Another point to consider when determining an individual risk owner is assigning accountability by position rather by name. (I personally really like this concept!) This is one key point of how Estee Lauder determines the proper owner. Assigning accountability this way ensures risks are continuously managed, even if the individual person moves on from their position.
One situation where an additional person may be involved with managing a risk but not be considered group or committee ownership is when a department is impacted by a risk but another department is better suited to manage the risk. In cases like this, co-ownership and coordination between the departments will be needed, but in the end, one person will still be responsible for monitoring and managing the risk.
For organizations with a strong group or collaborative culture, group ownership of risk(s) may be the way to go. This group can consist of individuals from across the enterprise, which of course can be a positive in that it brings together different perspectives.

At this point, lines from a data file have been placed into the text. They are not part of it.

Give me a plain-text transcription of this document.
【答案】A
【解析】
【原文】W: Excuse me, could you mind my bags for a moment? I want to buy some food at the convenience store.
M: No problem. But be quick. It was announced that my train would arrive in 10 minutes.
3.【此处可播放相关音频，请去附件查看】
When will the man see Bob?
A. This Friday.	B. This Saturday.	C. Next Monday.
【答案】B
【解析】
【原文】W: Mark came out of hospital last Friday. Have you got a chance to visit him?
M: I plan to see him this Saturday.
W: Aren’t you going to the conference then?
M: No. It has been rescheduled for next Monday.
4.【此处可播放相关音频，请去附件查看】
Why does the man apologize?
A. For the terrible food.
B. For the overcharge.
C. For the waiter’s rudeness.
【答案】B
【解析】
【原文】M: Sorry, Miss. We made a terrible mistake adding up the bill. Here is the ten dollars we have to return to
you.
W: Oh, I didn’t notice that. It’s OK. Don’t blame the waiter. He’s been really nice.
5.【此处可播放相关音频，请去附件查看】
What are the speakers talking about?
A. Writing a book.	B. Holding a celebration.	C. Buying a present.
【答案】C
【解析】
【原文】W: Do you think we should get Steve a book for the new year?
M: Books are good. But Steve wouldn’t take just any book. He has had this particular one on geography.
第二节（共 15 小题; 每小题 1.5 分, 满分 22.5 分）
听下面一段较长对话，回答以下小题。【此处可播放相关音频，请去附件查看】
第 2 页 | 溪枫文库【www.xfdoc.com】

Specific action-items can be assigned based on responsibilities of individuals within the group.
However, one big drawback of group or committee ownership is that it is hard to hold the entire group accountable. Absent any strong oversight from a management-level risk committee, the group can easily end up pointing fingers when things go awry or otherwise sit around and talk about a risk without ever taking any action.
These management-level risk committees can benefit the organization in many ways, including building a positive risk culture. Click here to learn more about oversight…
As you can see, your organization’s culture is a key part of determining the best model for assigning risk owner(s).
A Word of Caution
Developing your organization’s risk ownership process will take time and require a bit of trial and error, and above all, patience. Long before any risk owners begin their work and report their activities into a software system and to executives, definitions on roles and responsibilities and a consistent language must be developed, plus training for everyone involved.
This, of course, is all in addition to other phases of the risk management process like identification, risk assessment, setting risk appetite and tolerance, and more. But risk ownership should be embedded throughout the process of managing risks; after all, the risk owner will be your main contact for a risk. And by all means, don’t overlook the relationship factor and how it can support ERM success.
If done properly though, having individuals throughout the organization “own” and therefore be responsible for certain risks will go a long way to building a long-term, value-driven ERM program.